Il judo persegue obiettivi di natura apprenditiva e formativa che consentono al soggetto di migliorare:
• attenzione e concentrazione
• controllo di sé e dell'ambiente;
• ragionamento
• immaginazione
Relativamente all’ immaginazione, il Judo esercita una spiccata capacità di "immaginazione" soprattutto ideativo-
motoria; creando situazioni sempre nuove spinge il soggetto alla simulazione soggettiva ovvero alla previsione di
comportamenti, gesti, circostanze rispetto alle quali c'è una costante richiesta di modificazione e riadattamento
funzionale degli schemi di azione. Per tali ragioni il Judo viene considerato une sport tipicamente "situazionale"

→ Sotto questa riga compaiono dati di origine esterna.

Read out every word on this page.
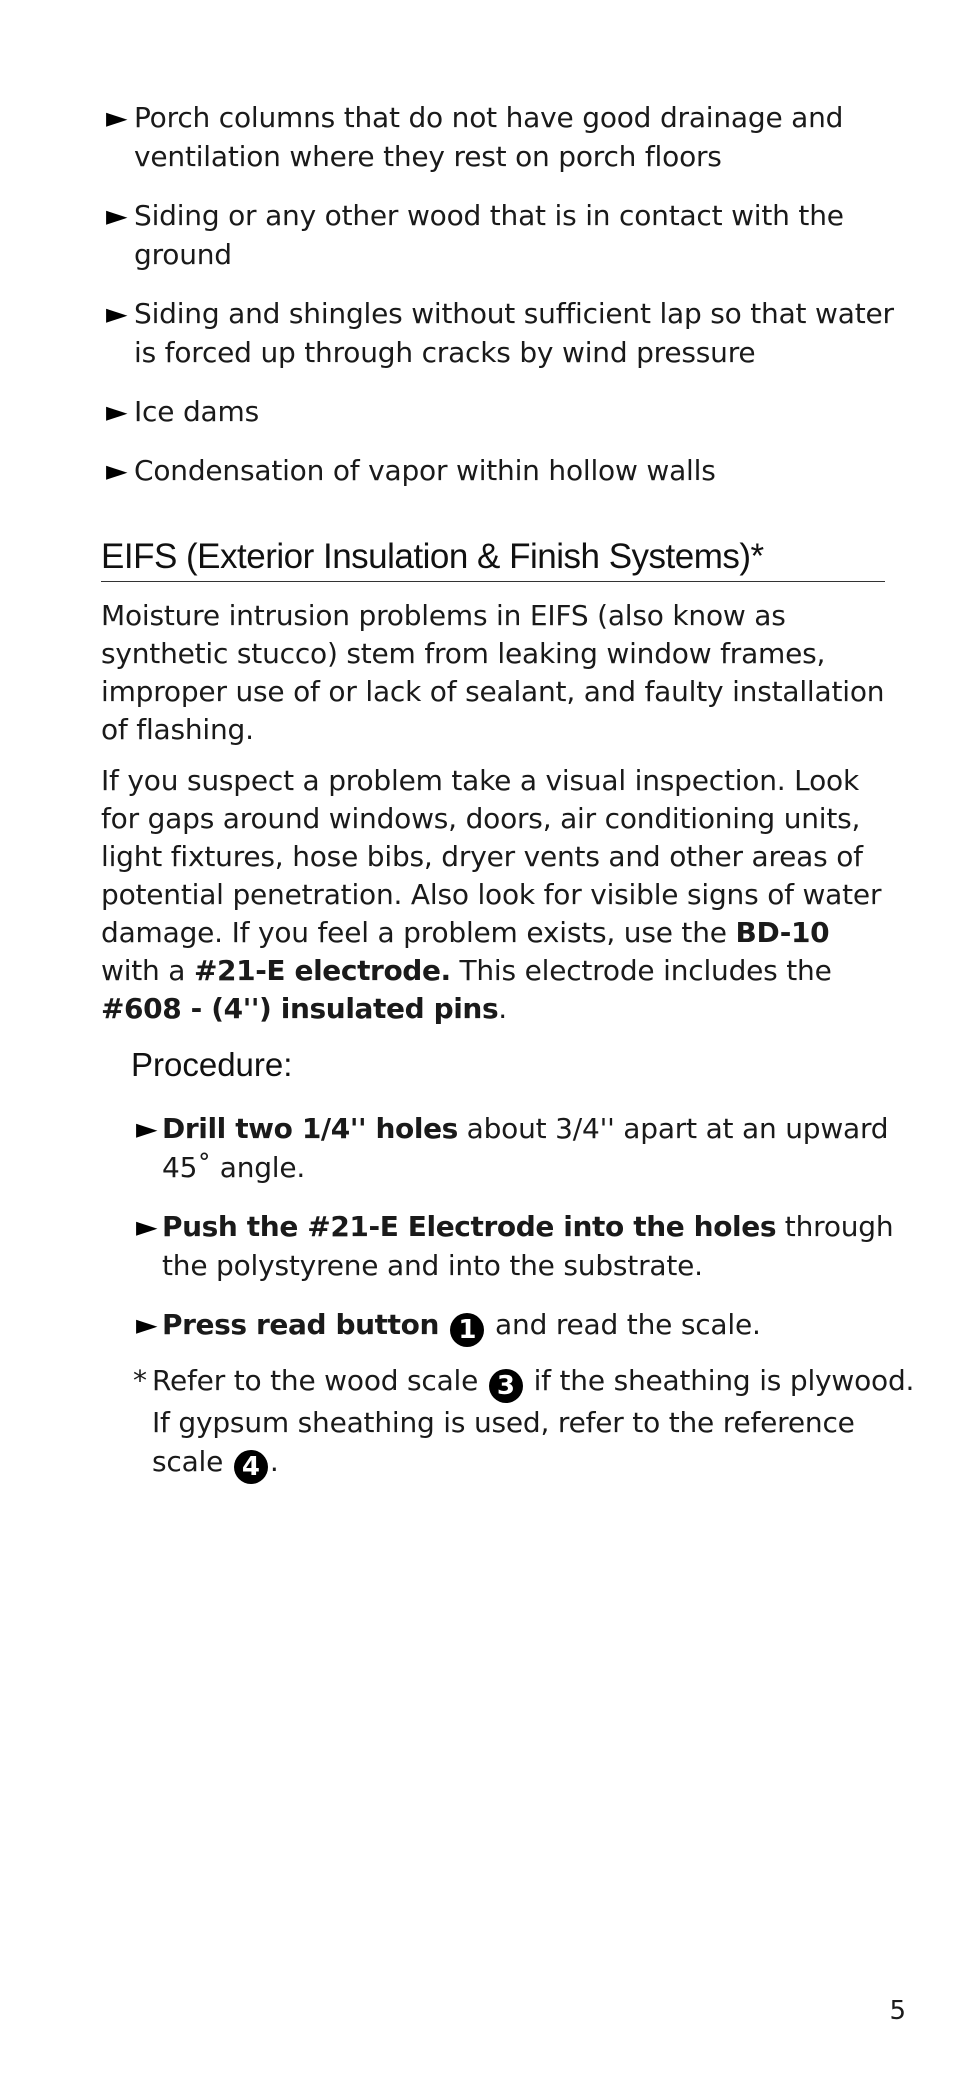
► Porch columns that do not have good drainage and ventilation where they rest on porch floors
► Siding or any other wood that is in contact with the ground
► Siding and shingles without sufficient lap so that water is forced up through cracks by wind pressure
► Ice dams
► Condensation of vapor within hollow walls
EIFS (Exterior Insulation & Finish Systems)*

Moisture intrusion problems in EIFS (also know as synthetic stucco) stem from leaking window frames, improper use of or lack of sealant, and faulty installation of flashing.

If you suspect a problem take a visual inspection. Look for gaps around windows, doors, air conditioning units, light fixtures, hose bibs, dryer vents and other areas of potential penetration. Also look for visible signs of water damage. If you feel a problem exists, use the BD-10 with a #21-E electrode. This electrode includes the #608 - (4'') insulated pins.

Procedure:
► Drill two 1/4'' holes about 3/4'' apart at an upward 45˚ angle.
► Push the #21-E Electrode into the holes through the polystyrene and into the substrate.
► Press read button 1 and read the scale.

* Refer to the wood scale 3 if the sheathing is plywood. If gypsum sheathing is used, refer to the reference scale 4 .

5
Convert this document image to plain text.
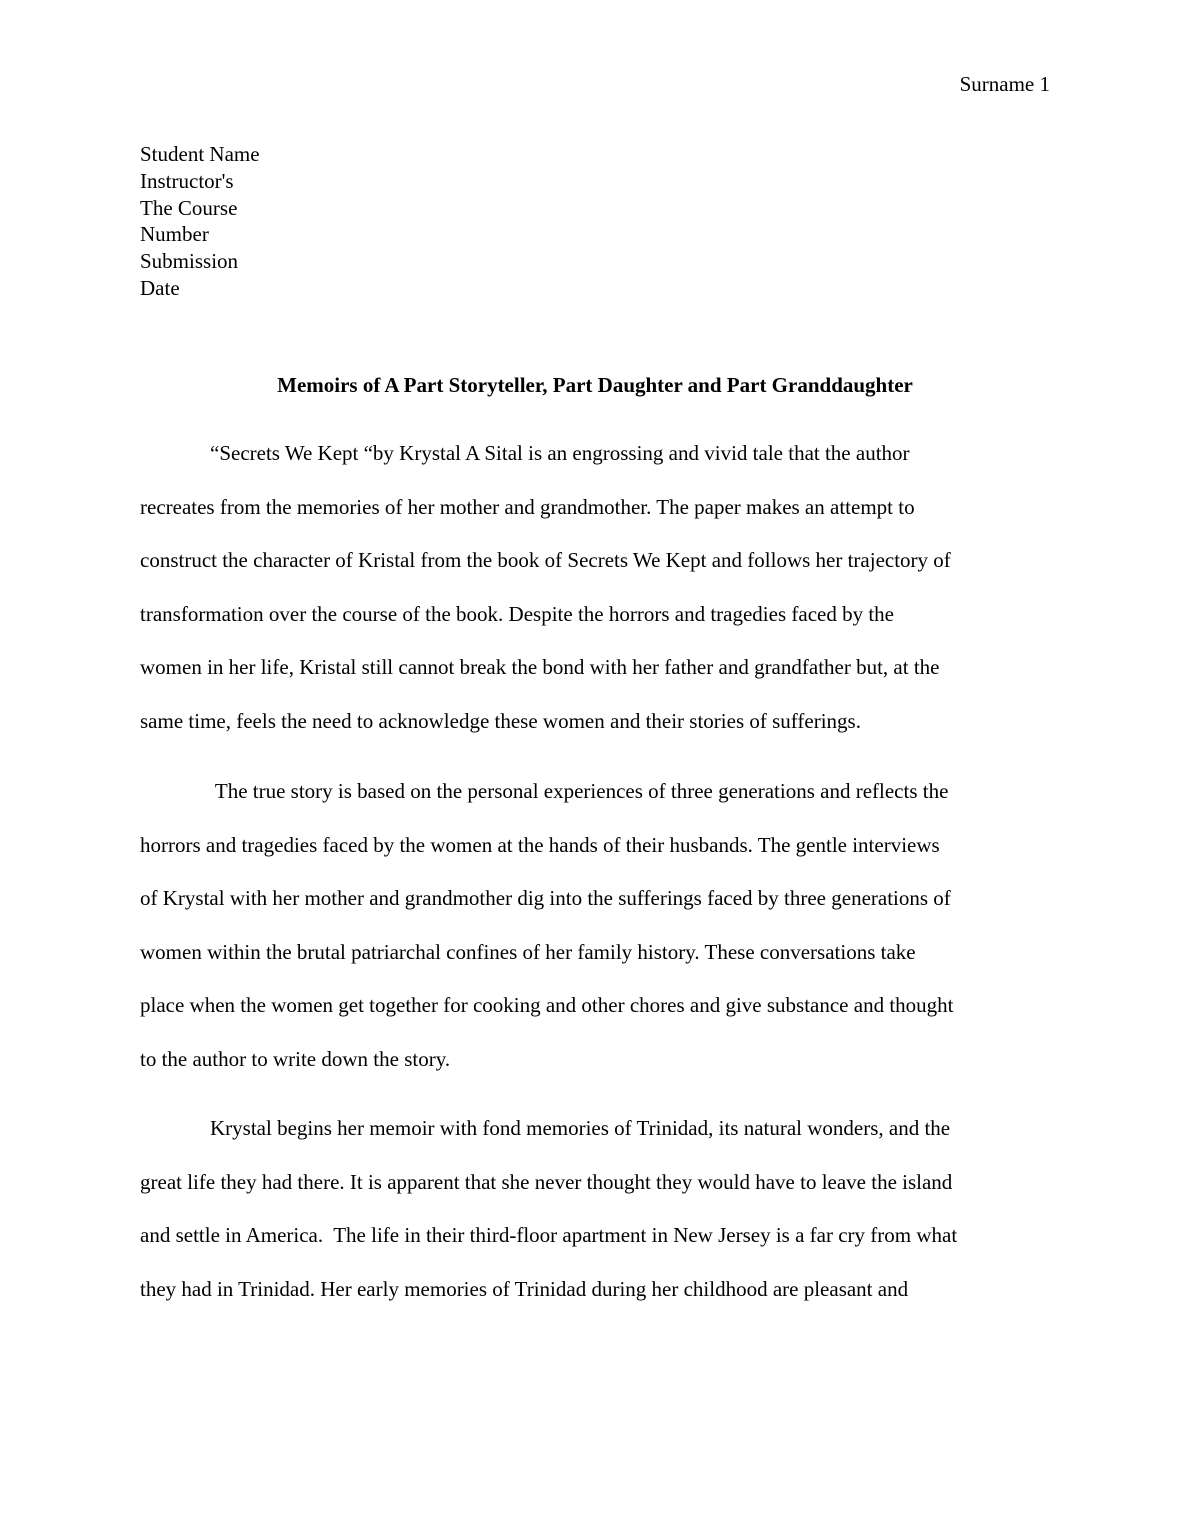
Surname 1
Student Name
Instructor's
The Course
Number
Submission
Date
Memoirs of A Part Storyteller, Part Daughter and Part Granddaughter
“Secrets We Kept “by Krystal A Sital is an engrossing and vivid tale that the author
recreates from the memories of her mother and grandmother. The paper makes an attempt to
construct the character of Kristal from the book of Secrets We Kept and follows her trajectory of
transformation over the course of the book. Despite the horrors and tragedies faced by the
women in her life, Kristal still cannot break the bond with her father and grandfather but, at the
same time, feels the need to acknowledge these women and their stories of sufferings.
The true story is based on the personal experiences of three generations and reflects the
horrors and tragedies faced by the women at the hands of their husbands. The gentle interviews
of Krystal with her mother and grandmother dig into the sufferings faced by three generations of
women within the brutal patriarchal confines of her family history. These conversations take
place when the women get together for cooking and other chores and give substance and thought
to the author to write down the story.
Krystal begins her memoir with fond memories of Trinidad, its natural wonders, and the
great life they had there. It is apparent that she never thought they would have to leave the island
and settle in America.  The life in their third-floor apartment in New Jersey is a far cry from what
they had in Trinidad. Her early memories of Trinidad during her childhood are pleasant and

ovvero un'attività nella quale la capacità di controllo di sé e dell'ambiente, diventa strategica. Il judo educativo,
infatti, investendo molto sulla "comprensione della situazione", finisce per favorire una forte competenza auto-
orientativa: il piccolo atleta posto in una situazione che muta continuamente è costretto a produrre sempre più
sofisticate capacità di osservazione, di comprensione, di ragionamento, di simulazione e, naturalmente, di
previsione del comportamento dell'avversario. Sembrerebbe anche favorire un decremento di comportamenti
violenti, di atteggiamenti antisociali e di bullismo, oltre a diminuire sensibilmente l'uso del linguaggio scurrile. In
sintesi il Judo educativo è una disciplina in grado di far maturare competenze ed atteggiamenti socio-relazionali
efficaci tali da produrre un ampliamento del bagaglio di esperienze comportamentali e motorie che trovano
impiego ed applicazione in molte circostanze della vita. Il Judo rende la pratica motoria e sportiva un'occasione di
crescita e di sviluppo fisico, cognitivo, emotivo e sociale.
Corpo e postura
Il corpo esprime un linguaggio, a volte complicato, a volte facilmente leggibile. La questione risiede nel fatto che noi
vediamo soltanto ciò che conosciamo e per questo non siamo sempre bravi a riconoscere il linguaggio corporeo. La
posturologia è una branca afferente alla medicina che si prefigge lo scopo di leggere questo tipo di linguaggio,
osservando ciò che il corpo esprime, ragionando sulle sue manifestazioni, senza fermarsi al sintomo o al disturbo
principale. Un esempio può essere rappresentato da un paramorfismo molto comune cioè l'atteggiamento
scoliotico. In passato l'opinione prevalente di medici e specialisti era quella di fare ricorso a busti e a corsetti, cioè
ad ausili terapeutici atti a "riparare" ovvero a ripristinare la postura corretta che si era persa. Nel tempo tale
approccio si è rivelato spesso inadeguato se non addirittura controproducente. Il motivo di tale inadeguatezza
risiedeva nella parzialità e settorialità dell'approccio stesso: guardare solo alla schiena preoccupandosi
esclusivamente della scoliosi senza chiedersi il perché. Prendendo al contrario guardando al problema, in un'ottica
più ampia ed olistica, nella complessità della sua manifestazione, magari si poteva scoprire che tale scoliosi era
imputabile, ad esempio, ad un difetto della visione che, producendo una inclinazione del capo. Oppure era riferibile
ad un disallineamento della mandibola che finiva per determinare un compenso a livello della schiena. Un esperto
in posturologia assume invece rispetto a tale evento, un atteggiamento diverso tendente a comprendere il perché
di un siffatto fenomeno, cercando di andare alle cause della manifestazione del sintomo. I principi teorici che la
posturologia assume possono essere in sintesi riferiti alla "teoria del caos" secondo la quale "piccole variazioni nelle
condizioni iniziali producono grandi variazioni nel comportamento a lungo termine in un sistema".